부산대학교 도서관

Traffic congestion, energy, and environmental considerations are boosting the interest for light electric vehicles. Electrically power-assisted cycles (EPACs) have great potential: they are cost effective, safe, easy to use, and have a small footprint. The two biggest disadvantages affecting EPACs are the need to recharge them and the added weight to the bicycle. To address these issues, a novel hybrid electric bike is presented. This contribution represents the first complete instance of a real-time electric bicycle–human body synergic control. The idea is to recover energy from the cyclist when she is most efficient and return it during low-efficiency pedaling.

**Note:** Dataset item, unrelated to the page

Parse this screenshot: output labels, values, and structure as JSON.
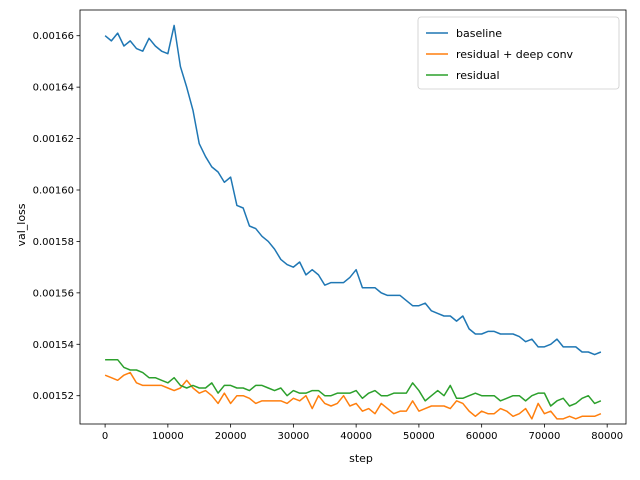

A control-oriented analysis of the cyclist’s metabolic efficiency is carried out to guide the design of the control algorithm. Three features are employed for this purpose: an ad hoc -defined equivalent cycling efficiency based on oxygen consumption, a dynamic model for the state of fatigue (SoF), and heart rate (HR) measurements. The analysis of the equivalent cycling efficiency and SoF dynamics guide the design of a charge-sustaining assistance algorithm. The algorithm is designed and tuned through simulations. The proposed system is tested on subjects, and it is shown that it is capable of maintaining the battery charge; further tests indicate that improvements up to 25% in equivalent cycling efficiency and reduction in peak HR and SoF can be achieved for urban cycling.